[CRITIQUE DE LA RÉDAC] “Ouija”, réalisé par Stiles White

Ouija

Suite au décès de leur amie Debbie, un groupe de cinq jeunes adolescents décident d’utiliser une planche ouija pour entrer en communication avec elle. Seulement, au contact d’une force démoniaque, les protagonistes seront confrontés à leurs peurs les plus terribles.

Sorti dans les salles en Octobre dernier sur le territoire américain, Ouija réalisé par Stiles White, qui signe ici son premier long-métrage, débarquera dans nos cinémas à compter du 29 Avril 2015.
Deux membres de notre équipe ont eu l’occasion de pouvoir voir le film et on vous propose de vous livrer notre ressenti personnel. Qu’avons nous pensé de cette petite séance de spiritisme ? Voici la réponse:

Critique d’Aymeric – Mitigé

On pouvait craindre le pire, surtout après que le film ait subi un énorme échec critique sur le territoire Américain. Pourtant, malgré des défauts et des mauvais choix, Ouija n’est pas la daube annoncée. Mieux encore, il arrive à s’élever au dessus de la plupart des productions horrifiques actuelles, en refusant, par exemple, l’utilisation du found footage, alors que son concept des séances de spiritisme semblait s’y prêter. Stiles White a également eu la bonne idée de s’entourer d’un jeune casting prometteur, mené par une Olivia Cooke, aperçue dans Bates Motel, qui prouve qu’elle a les épaules pour tenir un premier rôle, et le faire bien.

Malgré tout, on va pas se mentir, l’ensemble reste relativement faible dans la caractérisation de la menace qui pèse sur les protagonistes, et White a souvent tendance à se laisser prendre au piège des jump-scares faciles, et souvent prévisibles. Pas de grands frissons, pas de grande trouille, mais un concept qui est utilisé judicieusement, même si le scénario s’encombre, une fois de plus, d’un arc narratif cherchant absolument à expliquer les origines des esprits.
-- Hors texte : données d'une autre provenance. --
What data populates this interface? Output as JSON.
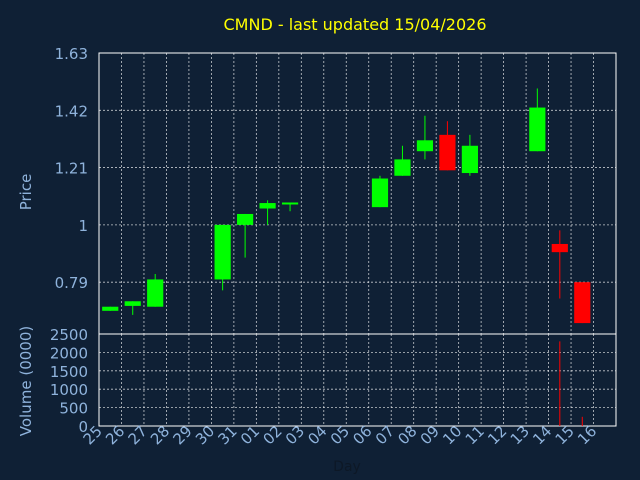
{
  "chart_data": {
    "type": "candlestick",
    "title": "CMND - last updated 15/04/2026",
    "price_ylabel": "Price",
    "volume_ylabel": "Volume (0000)",
    "xlabel": "Day",
    "x_ticks": [
      "25",
      "26",
      "27",
      "28",
      "29",
      "30",
      "31",
      "01",
      "02",
      "03",
      "04",
      "05",
      "06",
      "07",
      "08",
      "09",
      "10",
      "11",
      "12",
      "13",
      "14",
      "15",
      "16"
    ],
    "price_ylim": [
      0.6,
      1.63
    ],
    "price_ticks": [
      0.79,
      1,
      1.21,
      1.42,
      1.63
    ],
    "price_tick_labels": [
      "0.79",
      "1",
      "1.21",
      "1.42",
      "1.63"
    ],
    "volume_ylim": [
      0,
      2500
    ],
    "volume_ticks": [
      0,
      500,
      1000,
      1500,
      2000,
      2500
    ],
    "volume_tick_labels": [
      "0",
      "500",
      "1000",
      "1500",
      "2000",
      "2500"
    ],
    "up_color": "#00ff00",
    "down_color": "#ff0000",
    "candles": [
      {
        "day": "25",
        "open": 0.685,
        "close": 0.7,
        "high": 0.7,
        "low": 0.685,
        "volume": 0
      },
      {
        "day": "26",
        "open": 0.703,
        "close": 0.72,
        "high": 0.72,
        "low": 0.67,
        "volume": 0
      },
      {
        "day": "27",
        "open": 0.7,
        "close": 0.8,
        "high": 0.82,
        "low": 0.7,
        "volume": 0
      },
      {
        "day": "30",
        "open": 0.8,
        "close": 1.0,
        "high": 1.0,
        "low": 0.76,
        "volume": 0
      },
      {
        "day": "31",
        "open": 1.0,
        "close": 1.04,
        "high": 1.04,
        "low": 0.88,
        "volume": 0
      },
      {
        "day": "01",
        "open": 1.06,
        "close": 1.08,
        "high": 1.09,
        "low": 1.0,
        "volume": 0
      },
      {
        "day": "02",
        "open": 1.075,
        "close": 1.082,
        "high": 1.082,
        "low": 1.05,
        "volume": 0
      },
      {
        "day": "06",
        "open": 1.065,
        "close": 1.17,
        "high": 1.18,
        "low": 1.065,
        "volume": 0
      },
      {
        "day": "07",
        "open": 1.18,
        "close": 1.24,
        "high": 1.29,
        "low": 1.18,
        "volume": 0
      },
      {
        "day": "08",
        "open": 1.27,
        "close": 1.31,
        "high": 1.4,
        "low": 1.24,
        "volume": 0
      },
      {
        "day": "09",
        "open": 1.33,
        "close": 1.2,
        "high": 1.38,
        "low": 1.2,
        "volume": 0
      },
      {
        "day": "10",
        "open": 1.19,
        "close": 1.29,
        "high": 1.33,
        "low": 1.18,
        "volume": 0
      },
      {
        "day": "13",
        "open": 1.27,
        "close": 1.43,
        "high": 1.5,
        "low": 1.27,
        "volume": 0
      },
      {
        "day": "14",
        "open": 0.93,
        "close": 0.9,
        "high": 0.98,
        "low": 0.73,
        "volume": 2300
      },
      {
        "day": "15",
        "open": 0.79,
        "close": 0.64,
        "high": 0.79,
        "low": 0.64,
        "volume": 250
      }
    ]
  }
}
Ouija ne révolutionne pas le genre, il est imparfait, mais il se laisse regarder sans déplaisir. A titre personnel, je suis tout de même impatient de voir la suite, déjà en chantier.

Critique de Thomas D – J’aime Pas

Il est difficile de parler de Ouija car on ne sait même pas par où commencer tellement le film est mauvais. En effet, le long-métrage multiplie les facilités scénaristiques, les incohérences et les clichés en tout genre. On pourrait être indulgent et pardonner le réalisateur, Stiles White, qui fait ici ses premiers pas en tant que metteur en scène mais c’est d’autant plus frustrant que le film avait beaucoup de potentiel.

La photographie est assez sympa, le casting, sans être exceptionnel, n’est pas mauvais et l’idée de base avait la possibilité de nous offrir un film d’horreur fun avec des scènes de spiritisme flippantes et divertissantes, sauf qu’il n’en est rien. Ces séquences se font beaucoup trop rares (alors que c’est le sujet principal) et une fois à l’écran, elles ne parviennent même pas à nous surprendre tellement elles paraissent fades et sans intérêt. 50% des scènes du film ont du être retournées avant sa sortie en salles et c’est flagrant car rien est fluide, tout s’enchaîne sans aucune cohérence. Et c’est assez consternant. Ouija représente tout ce que vous avez déjà vu des milliers de fois dans les films d’horreur, mais en pire. À éviter !

 

OUIJA
  • Aymeric
  • Thomas D
1.8

Conclusions

AYMERIC: Ouija n’est pas la daube annoncée. Un peu facile, mais derrière quelques jump-scares téléphonés se cachent de belles idées assez flippantes, et un jeune casting qui fait le job.

THOMAS: Malgré un bon potentiel, Ouija enchaînent les faux pas et les banalités, sans jamais être effrayant. Le film ne parvient pas à nous divertir et ressemble à tout ce qui a été fait jusqu’à maintenant.